My arms locked around his neck; my fingers twirled the tightest curls at the base of his neck. “I wish you could come with me.” He whispered into my ear. Then, as he softly bit my ear lobe, running his tongue along the contours of my neck, I allowed myself to pretend.
“What if I could come with you?” We hadn’t taken this road, refusing to discuss what might happen next year and rather choosing to be happy in the present.
“What are you saying?” His eyes locked on mine, furrowing his brows intensely.
“I just thought… what if I decided I wanted to go to school out of state, too? After a year, of course.” I wasn’t sure how this new illumination of our possible future life together post-high school would fair. Did he want me still? Was I worth more to him than some passing amusement designed to keep his mind off of the anticipation of this day when he’d be released of the ties that bound him?
“You would consider that?” He genuinely looked hopeful and I began to feel it, too. This wasn’t the end for us. “I mean, of course, I’d love for you to come to Pittsburgh, maybe find a college that you love, and we could be there together.”
This jump into our possible future was very uncharacteristic for Tyler. As a rule of thumb, he never used the phrase, “what if,” always focusing on here and now.
“I think I would love that.” Daring now to give myself a small consolation that I had chosen the right path back in the fall, to follow him wherever it would take us. I allowed him to make me feel wanted, needed. “I love you, Tyler.”
Tyler stood up, shut the door to his bedroom—all the way for this last time—and turned up the cd player as Morrison sang, “I can feel her heart beat from a thousand miles away…” ...And he sang softly in my ear, “She gives me love, love, love, love, crazy love,”.....

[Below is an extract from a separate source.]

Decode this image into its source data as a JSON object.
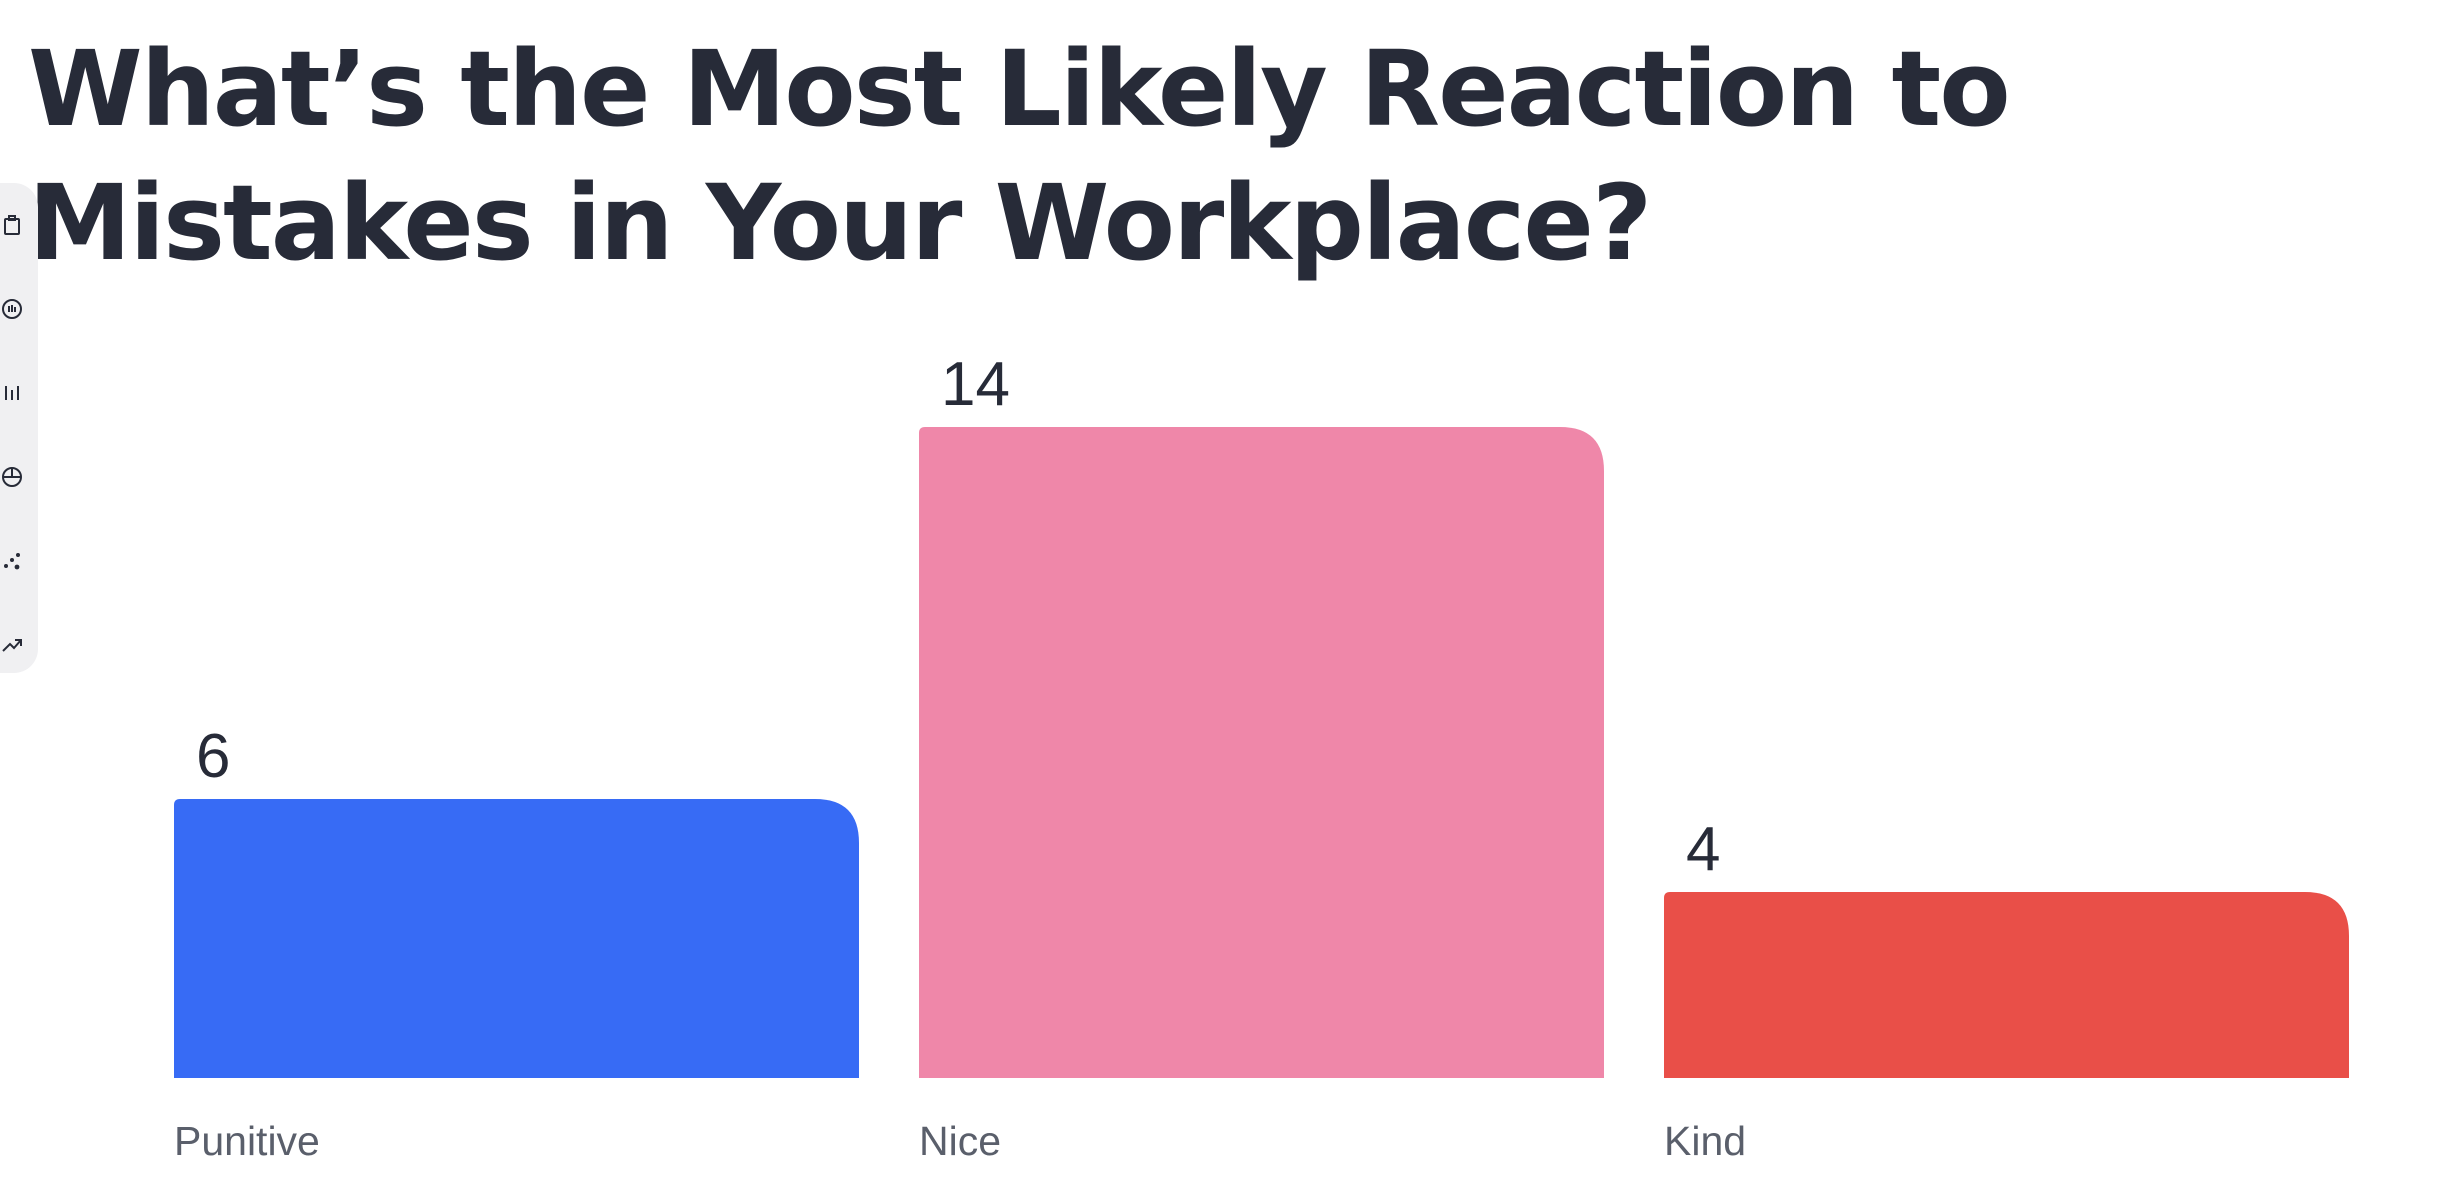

Later as we shared our last low-fat floats, our bodies forming an “S” in afterglow of Chaplin’s wavering lights, the fear and panic began to silently rise within me. Singed from the recent affirmation. The rawness of my emotions did not pause to gather in my throat or lips even, closing my eyes I relaxed the muscles of the lids and silently and with all of the stillness I could muster, released the tears as the ran down my cheeks over my chin and into the bowl. I wouldn’t allow myself to leave Tyler with this last memory of a shaken, weak girl. Who was I to try to hide it from him? He removed the salty, soggy ice cream from my fingers, cupped my face in his hands and kissed the sluggish trail of my tears.
“Kate, I love you,” punctuating his words as he kissed first the freckle on my left cheekbone, then the cluster of freckles on the bridge of my nose, “always and forever.”
Perhaps it was his need to attach himself to something permanent as he wandered off into this new adventure. Perhaps it was his guilt at pulling me along the rapid ride of our relationship when he knew he’d be leaving. Perhaps he was afraid of walking this path alone. It’s hard for me, now, to look back and believe that he meant what he said. I wonder how was it that I was so naïve to believe his unspeakable promises.